Regard de Paul

Les corridors sont bondés, comme d'habitude, et je dois attendre longtemps avant de pouvoir me rendre à mon casier. Une gamine aux grands yeux couverts de fard et de mascara me dévisage alors que j'essaie de passer, et j'évite son regard, agacé. Je ne sais pas pourquoi les filles me regardent.
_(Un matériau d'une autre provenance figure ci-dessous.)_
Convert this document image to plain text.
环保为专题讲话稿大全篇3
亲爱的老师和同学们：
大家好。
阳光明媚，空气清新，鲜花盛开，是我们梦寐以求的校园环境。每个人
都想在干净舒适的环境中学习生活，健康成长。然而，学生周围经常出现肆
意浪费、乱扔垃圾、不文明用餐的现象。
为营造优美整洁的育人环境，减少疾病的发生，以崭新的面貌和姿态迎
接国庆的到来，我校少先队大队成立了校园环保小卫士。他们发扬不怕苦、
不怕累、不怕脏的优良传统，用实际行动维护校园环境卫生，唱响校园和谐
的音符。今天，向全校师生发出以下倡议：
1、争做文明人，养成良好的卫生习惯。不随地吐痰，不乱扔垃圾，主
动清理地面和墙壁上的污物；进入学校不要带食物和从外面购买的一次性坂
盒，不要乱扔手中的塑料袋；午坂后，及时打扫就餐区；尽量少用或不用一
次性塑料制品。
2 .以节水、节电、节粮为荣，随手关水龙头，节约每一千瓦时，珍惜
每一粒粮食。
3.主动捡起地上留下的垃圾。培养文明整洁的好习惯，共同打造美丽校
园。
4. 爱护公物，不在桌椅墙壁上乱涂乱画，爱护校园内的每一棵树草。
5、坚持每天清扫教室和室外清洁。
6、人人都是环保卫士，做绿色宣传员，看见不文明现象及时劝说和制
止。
Je n'ai pas le physique mystérieux et étrange de Luna, et je ne suis pas populaire, du moins pas comme les délinquants qui fréquentent cette école.

Je ne suis pas quelqu'un qui aime les grands groupes, les bandes de gars et de filles qui se regardent à dérobée, cherchant quelque chose, je ne sais pas quoi. C'est étourdissant, toutes ces conversations entremêlées autour de moi, tous ces mots que j'entends mais que je n'écoute pas.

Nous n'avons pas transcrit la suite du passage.